Lets say I wanted to open a function (it opens a file, does something with it, then spits out the results to a different file). Using argv and argc, and from going through all the tutorials online, I'm assuming that if i print argv[0] i get the file name. My question is how do i set lets say the next argv[1.2.n] to a function. So if the user were to type in open (after the user is in the program directory), it would open that function. Something like:

  void file();

...

  if (argv[1] == open){
            file();
         }

Answer 1

argv is of type char*[] (array of char* pointers). You cannot directly compare string constants (type char*), which you need to quote. Instead, I suggest you to convert it to a c++ string type:

#include <string>

void file(){   
     // ...
}

int main(int argc, char *argv[]) {
        if(argc>=2)
        {
                if(std::string(argv[1]) == "open")
                {
                        file();
                }

        }
        else
        {
                // print usage
        }
}

Answer 2

The first string in argv isn't the first command line argument, it's usually the path to the exe. I recommend putting the command line arguments in an easy data structure.

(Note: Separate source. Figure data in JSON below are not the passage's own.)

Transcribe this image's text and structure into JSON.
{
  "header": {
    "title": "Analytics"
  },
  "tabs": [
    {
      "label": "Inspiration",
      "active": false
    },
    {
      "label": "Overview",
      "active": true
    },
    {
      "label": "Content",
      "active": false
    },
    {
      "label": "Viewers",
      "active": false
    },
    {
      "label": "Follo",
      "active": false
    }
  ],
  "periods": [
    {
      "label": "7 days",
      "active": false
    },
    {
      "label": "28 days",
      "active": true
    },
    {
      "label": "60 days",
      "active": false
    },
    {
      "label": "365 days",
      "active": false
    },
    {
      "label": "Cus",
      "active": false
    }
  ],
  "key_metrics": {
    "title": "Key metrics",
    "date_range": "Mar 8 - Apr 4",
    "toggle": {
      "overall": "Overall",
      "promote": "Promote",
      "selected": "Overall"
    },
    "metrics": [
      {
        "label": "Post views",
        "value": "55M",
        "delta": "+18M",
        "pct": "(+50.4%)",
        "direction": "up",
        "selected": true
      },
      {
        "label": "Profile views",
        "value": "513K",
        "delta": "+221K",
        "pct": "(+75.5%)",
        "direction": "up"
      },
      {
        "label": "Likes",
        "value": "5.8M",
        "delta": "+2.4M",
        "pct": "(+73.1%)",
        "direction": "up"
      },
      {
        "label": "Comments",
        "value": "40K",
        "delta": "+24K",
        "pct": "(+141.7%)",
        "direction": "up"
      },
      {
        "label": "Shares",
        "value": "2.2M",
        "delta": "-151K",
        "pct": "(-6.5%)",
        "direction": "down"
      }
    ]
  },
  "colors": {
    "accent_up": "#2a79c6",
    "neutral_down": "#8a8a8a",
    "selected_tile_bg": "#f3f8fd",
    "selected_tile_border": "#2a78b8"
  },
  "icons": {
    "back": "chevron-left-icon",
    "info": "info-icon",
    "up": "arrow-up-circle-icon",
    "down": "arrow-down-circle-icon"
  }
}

vector<string> args(argv, argv + argc);

Now you can pass the vector to your functions.

Answer 3

Pass parameters to your function:

void file(int * argc, char * * argv)
{
    //
}

int main(int argc, char * * argv)
{
  if (argv[1] == open)
  {
     file(argc, argv);
  }
  return 0;
}

Answer 4

It's not really clear what you're asking. If the goal is to call different functions depending on one of the arguments, the usual solution is to use a map of strings to pointers to functions, and then do something like:

MapType::const_iterator entry = map.find( argv[1] );
if ( entry == map.end() ) {
    std::cerr << "Unknown function " << argv[1] << std::endl;
    returnCode = 1;
} else {
    (*entry->second)();
}